Changed management and a new exploration philosophy could soon breathe life into an ex-Doray Minerals JV project in Western Australia.

Strickland Metals (ASX:STK) recently bought joint venture partner Silver Lake Resources out of its minority 37% stake in the Horse Well gold project – a legacy share acquired in the 2019 Doray Minerals merger – on the Yandal/Millrose greenstone belt in WA’s goldfields.

The company also reconfigured its board, bringing in new CEO Andrew Bray, along with non-executive directors Trent Franklin and Mark Cossom and technical advisor Peter Langworthy – the latter three will be familiar for their involvement at board level with Gateway Mining (ASX:GML), which is one of Strickland’s largest shareholders.

It’s a lot of change in a short space of time, but a shift that’s been taken to refocus a company in what Bray believes is a significant asset in Horse Well.

“Horse Well is now the flagship project for Strickland,” he told Stockhead.

“Horse Well is a tier one exploration play in the Yandal Belt – that’s a serious neck of the woods. It has Northern Star’s Jundee project to the west, and it’s hugely underexplored.

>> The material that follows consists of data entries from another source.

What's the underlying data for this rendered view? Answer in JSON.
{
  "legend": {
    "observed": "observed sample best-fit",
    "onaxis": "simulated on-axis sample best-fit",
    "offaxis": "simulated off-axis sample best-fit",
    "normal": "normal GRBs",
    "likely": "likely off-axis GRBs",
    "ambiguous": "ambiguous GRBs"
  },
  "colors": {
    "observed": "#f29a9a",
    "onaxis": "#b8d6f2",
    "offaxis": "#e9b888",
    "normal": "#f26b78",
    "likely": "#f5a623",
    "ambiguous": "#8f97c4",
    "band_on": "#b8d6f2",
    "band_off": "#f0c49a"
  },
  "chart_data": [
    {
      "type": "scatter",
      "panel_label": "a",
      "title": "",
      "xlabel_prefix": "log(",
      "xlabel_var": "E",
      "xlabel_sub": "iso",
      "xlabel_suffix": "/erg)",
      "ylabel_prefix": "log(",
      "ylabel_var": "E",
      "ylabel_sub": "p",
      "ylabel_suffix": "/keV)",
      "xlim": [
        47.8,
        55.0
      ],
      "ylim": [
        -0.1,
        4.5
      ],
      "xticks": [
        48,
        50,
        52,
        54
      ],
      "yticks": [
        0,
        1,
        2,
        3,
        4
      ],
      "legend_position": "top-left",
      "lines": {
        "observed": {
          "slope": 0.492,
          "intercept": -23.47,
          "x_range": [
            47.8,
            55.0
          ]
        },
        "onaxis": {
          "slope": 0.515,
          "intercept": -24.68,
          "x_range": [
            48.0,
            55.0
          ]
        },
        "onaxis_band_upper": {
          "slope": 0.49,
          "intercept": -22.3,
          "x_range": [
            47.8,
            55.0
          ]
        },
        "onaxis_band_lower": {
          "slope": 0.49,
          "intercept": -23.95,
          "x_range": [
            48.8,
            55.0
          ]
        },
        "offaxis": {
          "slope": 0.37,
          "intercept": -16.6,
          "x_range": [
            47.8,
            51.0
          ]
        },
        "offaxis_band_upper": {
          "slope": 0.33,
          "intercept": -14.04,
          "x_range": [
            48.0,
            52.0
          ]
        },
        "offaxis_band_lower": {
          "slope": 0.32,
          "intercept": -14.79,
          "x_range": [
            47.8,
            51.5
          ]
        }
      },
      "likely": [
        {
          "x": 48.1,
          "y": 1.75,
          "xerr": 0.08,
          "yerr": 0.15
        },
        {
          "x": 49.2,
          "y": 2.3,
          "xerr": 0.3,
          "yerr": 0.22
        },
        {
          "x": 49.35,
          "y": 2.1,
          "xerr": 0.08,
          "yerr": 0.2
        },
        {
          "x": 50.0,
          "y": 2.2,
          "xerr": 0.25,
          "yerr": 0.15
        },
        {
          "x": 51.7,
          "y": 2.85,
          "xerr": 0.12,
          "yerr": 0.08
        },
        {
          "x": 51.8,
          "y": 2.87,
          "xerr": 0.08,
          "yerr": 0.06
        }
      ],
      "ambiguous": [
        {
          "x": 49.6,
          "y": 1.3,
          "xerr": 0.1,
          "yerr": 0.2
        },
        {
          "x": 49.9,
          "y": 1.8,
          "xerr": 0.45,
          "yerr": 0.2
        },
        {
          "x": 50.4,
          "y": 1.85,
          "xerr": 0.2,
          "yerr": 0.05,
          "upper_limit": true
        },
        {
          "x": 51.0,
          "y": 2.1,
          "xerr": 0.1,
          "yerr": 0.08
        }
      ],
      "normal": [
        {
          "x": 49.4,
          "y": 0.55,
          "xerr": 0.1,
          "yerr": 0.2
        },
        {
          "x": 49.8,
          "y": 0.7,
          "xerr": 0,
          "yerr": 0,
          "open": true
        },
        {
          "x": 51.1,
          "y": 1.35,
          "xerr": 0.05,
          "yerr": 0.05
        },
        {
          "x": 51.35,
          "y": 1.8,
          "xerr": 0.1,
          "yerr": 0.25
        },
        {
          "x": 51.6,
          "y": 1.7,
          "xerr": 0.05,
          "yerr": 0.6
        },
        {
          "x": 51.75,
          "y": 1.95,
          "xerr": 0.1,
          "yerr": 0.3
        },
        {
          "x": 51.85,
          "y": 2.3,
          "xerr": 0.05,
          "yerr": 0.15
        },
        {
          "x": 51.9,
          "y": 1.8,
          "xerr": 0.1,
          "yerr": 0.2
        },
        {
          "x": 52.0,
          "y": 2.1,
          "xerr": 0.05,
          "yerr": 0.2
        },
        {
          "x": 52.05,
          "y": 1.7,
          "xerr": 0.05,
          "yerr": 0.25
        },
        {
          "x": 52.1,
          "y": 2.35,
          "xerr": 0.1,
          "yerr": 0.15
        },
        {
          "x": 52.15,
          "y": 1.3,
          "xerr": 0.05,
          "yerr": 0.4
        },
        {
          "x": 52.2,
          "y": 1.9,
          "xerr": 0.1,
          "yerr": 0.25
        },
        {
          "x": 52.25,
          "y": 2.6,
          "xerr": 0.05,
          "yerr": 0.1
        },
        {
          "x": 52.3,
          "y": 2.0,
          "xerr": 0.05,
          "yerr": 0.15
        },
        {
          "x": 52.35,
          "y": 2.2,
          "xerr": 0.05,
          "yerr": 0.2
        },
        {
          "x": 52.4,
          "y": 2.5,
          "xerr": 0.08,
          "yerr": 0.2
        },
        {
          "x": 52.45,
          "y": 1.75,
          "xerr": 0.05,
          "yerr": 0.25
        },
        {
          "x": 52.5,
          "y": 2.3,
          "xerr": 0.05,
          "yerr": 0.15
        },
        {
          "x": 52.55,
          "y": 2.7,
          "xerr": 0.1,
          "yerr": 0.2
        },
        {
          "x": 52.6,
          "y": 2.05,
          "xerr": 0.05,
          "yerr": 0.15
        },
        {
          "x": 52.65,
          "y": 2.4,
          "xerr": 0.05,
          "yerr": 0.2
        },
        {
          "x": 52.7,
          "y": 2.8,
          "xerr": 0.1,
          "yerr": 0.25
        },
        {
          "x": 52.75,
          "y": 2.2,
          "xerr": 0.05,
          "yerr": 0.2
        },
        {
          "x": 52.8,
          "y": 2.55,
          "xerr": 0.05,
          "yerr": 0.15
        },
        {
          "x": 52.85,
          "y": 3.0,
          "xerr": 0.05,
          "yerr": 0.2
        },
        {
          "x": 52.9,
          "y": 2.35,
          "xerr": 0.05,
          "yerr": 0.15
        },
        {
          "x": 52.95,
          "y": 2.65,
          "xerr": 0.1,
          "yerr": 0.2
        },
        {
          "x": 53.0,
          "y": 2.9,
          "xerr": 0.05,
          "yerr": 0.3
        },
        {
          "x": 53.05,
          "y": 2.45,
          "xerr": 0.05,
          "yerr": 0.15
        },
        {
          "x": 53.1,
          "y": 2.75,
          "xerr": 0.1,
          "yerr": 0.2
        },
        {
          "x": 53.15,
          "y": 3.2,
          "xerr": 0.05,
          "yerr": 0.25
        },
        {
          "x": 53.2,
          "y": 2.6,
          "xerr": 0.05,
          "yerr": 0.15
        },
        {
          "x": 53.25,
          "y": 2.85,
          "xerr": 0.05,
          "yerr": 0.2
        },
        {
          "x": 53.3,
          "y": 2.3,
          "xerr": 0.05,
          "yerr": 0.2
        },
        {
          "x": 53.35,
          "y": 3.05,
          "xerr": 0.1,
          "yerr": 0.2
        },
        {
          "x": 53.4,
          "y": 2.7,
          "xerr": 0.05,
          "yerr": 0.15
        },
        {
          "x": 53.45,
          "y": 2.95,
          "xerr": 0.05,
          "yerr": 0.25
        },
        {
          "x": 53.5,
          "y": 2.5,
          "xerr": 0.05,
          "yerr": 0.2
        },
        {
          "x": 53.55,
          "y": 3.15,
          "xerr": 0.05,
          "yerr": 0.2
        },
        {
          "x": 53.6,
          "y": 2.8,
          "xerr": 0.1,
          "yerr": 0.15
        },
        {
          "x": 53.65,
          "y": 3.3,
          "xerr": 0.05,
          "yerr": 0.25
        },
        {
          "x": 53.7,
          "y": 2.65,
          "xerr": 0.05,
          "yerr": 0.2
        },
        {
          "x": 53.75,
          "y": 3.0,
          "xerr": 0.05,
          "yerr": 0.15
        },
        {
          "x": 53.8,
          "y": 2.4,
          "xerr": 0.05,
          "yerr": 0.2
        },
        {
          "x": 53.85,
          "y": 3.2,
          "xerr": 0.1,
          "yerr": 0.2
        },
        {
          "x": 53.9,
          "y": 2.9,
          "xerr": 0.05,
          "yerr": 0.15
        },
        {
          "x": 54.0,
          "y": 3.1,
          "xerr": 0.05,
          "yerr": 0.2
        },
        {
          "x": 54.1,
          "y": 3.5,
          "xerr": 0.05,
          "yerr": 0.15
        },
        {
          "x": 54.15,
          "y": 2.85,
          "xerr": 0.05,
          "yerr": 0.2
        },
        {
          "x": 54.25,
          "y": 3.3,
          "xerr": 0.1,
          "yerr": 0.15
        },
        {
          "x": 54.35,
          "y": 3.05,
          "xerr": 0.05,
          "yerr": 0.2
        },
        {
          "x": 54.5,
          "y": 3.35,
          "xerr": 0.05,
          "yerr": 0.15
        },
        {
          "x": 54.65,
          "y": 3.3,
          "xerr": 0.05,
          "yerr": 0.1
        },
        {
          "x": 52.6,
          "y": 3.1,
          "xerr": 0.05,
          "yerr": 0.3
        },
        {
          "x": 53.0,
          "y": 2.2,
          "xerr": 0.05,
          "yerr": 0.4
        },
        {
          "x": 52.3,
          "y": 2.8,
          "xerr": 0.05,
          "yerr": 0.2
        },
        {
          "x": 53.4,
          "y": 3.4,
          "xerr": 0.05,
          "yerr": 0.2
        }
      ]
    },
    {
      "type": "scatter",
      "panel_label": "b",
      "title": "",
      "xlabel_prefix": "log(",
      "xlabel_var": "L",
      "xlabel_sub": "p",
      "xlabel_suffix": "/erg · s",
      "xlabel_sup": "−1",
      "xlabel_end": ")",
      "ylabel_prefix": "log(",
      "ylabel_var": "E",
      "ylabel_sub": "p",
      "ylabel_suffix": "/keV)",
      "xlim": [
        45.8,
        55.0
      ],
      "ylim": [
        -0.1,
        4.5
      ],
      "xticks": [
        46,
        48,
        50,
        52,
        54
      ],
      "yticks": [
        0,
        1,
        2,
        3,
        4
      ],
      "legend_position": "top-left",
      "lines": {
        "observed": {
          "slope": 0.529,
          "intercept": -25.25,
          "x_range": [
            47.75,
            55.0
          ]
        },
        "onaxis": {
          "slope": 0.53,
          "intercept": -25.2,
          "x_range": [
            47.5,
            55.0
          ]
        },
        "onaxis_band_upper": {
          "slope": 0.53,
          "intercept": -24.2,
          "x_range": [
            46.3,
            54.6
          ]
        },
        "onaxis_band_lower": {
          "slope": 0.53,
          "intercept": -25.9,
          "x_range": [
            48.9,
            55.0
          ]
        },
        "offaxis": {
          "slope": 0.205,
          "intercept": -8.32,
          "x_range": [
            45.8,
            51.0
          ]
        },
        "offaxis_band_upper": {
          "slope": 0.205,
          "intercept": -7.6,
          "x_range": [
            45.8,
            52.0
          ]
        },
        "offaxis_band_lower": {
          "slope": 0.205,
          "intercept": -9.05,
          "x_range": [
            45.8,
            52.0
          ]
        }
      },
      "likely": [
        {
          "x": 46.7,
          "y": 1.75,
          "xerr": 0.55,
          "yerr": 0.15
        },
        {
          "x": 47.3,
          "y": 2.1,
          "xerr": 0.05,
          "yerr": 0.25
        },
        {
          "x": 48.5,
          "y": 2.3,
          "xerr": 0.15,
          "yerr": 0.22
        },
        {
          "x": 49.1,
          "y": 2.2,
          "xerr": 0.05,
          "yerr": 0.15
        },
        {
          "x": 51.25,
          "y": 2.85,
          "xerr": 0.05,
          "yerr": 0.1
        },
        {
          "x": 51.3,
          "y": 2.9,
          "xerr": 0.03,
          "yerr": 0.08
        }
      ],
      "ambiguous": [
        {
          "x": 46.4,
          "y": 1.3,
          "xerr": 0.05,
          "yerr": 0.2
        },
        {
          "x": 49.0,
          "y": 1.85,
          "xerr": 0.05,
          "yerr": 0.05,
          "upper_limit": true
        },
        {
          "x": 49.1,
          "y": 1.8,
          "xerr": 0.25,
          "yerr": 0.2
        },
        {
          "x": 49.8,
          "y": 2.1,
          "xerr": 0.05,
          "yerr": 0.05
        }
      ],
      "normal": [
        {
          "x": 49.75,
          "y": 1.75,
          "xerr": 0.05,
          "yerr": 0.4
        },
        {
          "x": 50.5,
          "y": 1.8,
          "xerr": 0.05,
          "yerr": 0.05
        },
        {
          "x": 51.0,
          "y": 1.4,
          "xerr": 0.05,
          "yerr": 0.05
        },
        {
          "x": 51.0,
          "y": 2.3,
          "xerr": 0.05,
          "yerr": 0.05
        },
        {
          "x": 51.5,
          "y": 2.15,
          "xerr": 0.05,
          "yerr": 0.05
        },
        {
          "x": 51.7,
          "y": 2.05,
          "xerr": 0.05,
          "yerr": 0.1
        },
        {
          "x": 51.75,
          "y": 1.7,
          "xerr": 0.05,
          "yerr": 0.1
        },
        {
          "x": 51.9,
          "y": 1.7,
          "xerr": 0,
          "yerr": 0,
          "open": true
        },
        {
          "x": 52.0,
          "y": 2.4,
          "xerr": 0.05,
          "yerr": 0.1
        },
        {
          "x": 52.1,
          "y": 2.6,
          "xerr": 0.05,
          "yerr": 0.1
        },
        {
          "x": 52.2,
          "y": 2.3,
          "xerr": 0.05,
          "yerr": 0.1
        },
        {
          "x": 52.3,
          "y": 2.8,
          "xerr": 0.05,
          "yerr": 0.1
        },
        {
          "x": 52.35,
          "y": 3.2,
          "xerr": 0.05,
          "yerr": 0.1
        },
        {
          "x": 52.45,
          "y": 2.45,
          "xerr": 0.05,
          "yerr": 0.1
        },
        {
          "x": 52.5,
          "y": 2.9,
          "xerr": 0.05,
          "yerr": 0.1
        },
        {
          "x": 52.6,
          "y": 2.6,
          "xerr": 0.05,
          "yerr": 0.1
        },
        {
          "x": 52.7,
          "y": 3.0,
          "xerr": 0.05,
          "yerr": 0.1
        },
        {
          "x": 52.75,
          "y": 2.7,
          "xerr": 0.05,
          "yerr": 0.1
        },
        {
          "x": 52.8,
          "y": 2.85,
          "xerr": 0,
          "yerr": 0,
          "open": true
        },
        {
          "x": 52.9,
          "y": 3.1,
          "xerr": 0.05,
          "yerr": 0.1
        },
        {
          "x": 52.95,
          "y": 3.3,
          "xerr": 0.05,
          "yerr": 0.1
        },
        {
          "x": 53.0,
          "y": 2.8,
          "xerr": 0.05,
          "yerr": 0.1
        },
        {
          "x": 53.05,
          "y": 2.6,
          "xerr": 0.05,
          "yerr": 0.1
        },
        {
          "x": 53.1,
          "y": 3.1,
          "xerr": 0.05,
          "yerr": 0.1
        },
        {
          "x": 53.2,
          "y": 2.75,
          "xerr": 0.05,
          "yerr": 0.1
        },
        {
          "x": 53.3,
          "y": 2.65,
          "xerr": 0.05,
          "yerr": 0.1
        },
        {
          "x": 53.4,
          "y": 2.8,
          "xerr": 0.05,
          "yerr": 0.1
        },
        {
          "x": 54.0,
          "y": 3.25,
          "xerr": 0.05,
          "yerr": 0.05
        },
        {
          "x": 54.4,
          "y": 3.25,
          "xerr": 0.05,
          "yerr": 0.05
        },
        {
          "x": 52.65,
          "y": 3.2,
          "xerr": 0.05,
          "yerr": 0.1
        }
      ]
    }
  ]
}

“We’re talking at least 50km of strike over greenstone belt.

“We made the decision that we don’t want to be talking about cobalt in New South Wales or copper targets in the Bryah Basin. It’s very much Horse Well-centric for us going forward.”

Horse Well presents a base for the company to build on. The project spans more than 1000km2 of Archean greenstone belt and is home to an inferred JORC mineral resource of 5.7 million tonnes at 1.4 grams per tonne gold for 257,000 ounces.

Here’s a visual.

The Horse Well project. Pic: Supplied.

Between 2013 and 2019, Horse Well had more than 75,000m of aircore and 10,000m of reverse circulation put into it – mostly at the Horse prospects where the majority of project ounces are currently found. But Strickland believes there’s much more to find at the project and has plans in place to kick off on exploration.

Of particular focus for Strickland will be the Big Daddy prospect over the Celia Shear zone.

“There’s some really big, parallel gold structures there with highly anomalous gold and aircore samples that all link up really nicely,” Bray said.

“But it’s really wide-spaced drilling – most of it has been done over 800m by 160m. In doing that they’ve picked up an 8km trend, a 7km trend and a few other smaller ones.

“We know it’s a big system, there’s granite intrusives all along there, and it’s in the neck of the woods where you’re talking multimillion-ounce type of deposits.

“Despite all that, it’s never had an RC hole put into it.

“In 2021, to be picking up that kind of project is unheard of in WA. Everything’s had the eyes picked out of it.”

At Horse Well Strickland has a project of big potential, with access to knowledge required to make the most of it.

Call of the Horse

In newly appointed non-executive director Mark Cossom, Strickland has added someone uniquely acquainted with Horse Well.

Silver Lake’s recently bought out 37% stake in the project was picked up as part of its 2019 merger with Doray Minerals.

Doray and Alloy Resources, which became Strickland last year, were the active parties which explored Horse Well between 2013 and 2019 under a joint venture arrangement.

And Cossom, a highly regarded geologist and mining executive who is currently also MD at Gateway, was once the man in charge of Doray’s joint venture interest in Horse Well.

“When Mark was at Doray there were a lot of targets and plans that he worked up for Horse Well but was never able to drill for various reasons,” Bray said.

“Doray being the minority interest meant Strickland were calling the shots on where the money was spent.

“He knows the project like the back of his hand – having access to that sort of IP is really important.”

With knowledge under the belt, a series of walk-up targets to test and cash in the bank courtesy of a recent $5.05 million capital raise, the priority for Strickland over the coming months is to get the rigs turning.

“There’s been a lot of drilling done oblique to the Dusk til Dawn prospect in the past,” Bray said.

“We’ll be straight in there with an RC and diamond rig to drill that out – it’s got a really high-grade core to it.

“The immediate focus at Big Daddy is to infill the aircore – taking it in from 800m by 160m spacing, and then following that up with RC drilling.

“We’re not planning on doing incremental resource upgrades, we’re looking to go out and systematically explore the shear zone – hitting it hell for leather with the drill rig.

“By doing that, we hope to get onto what we all believe is in the ground there.”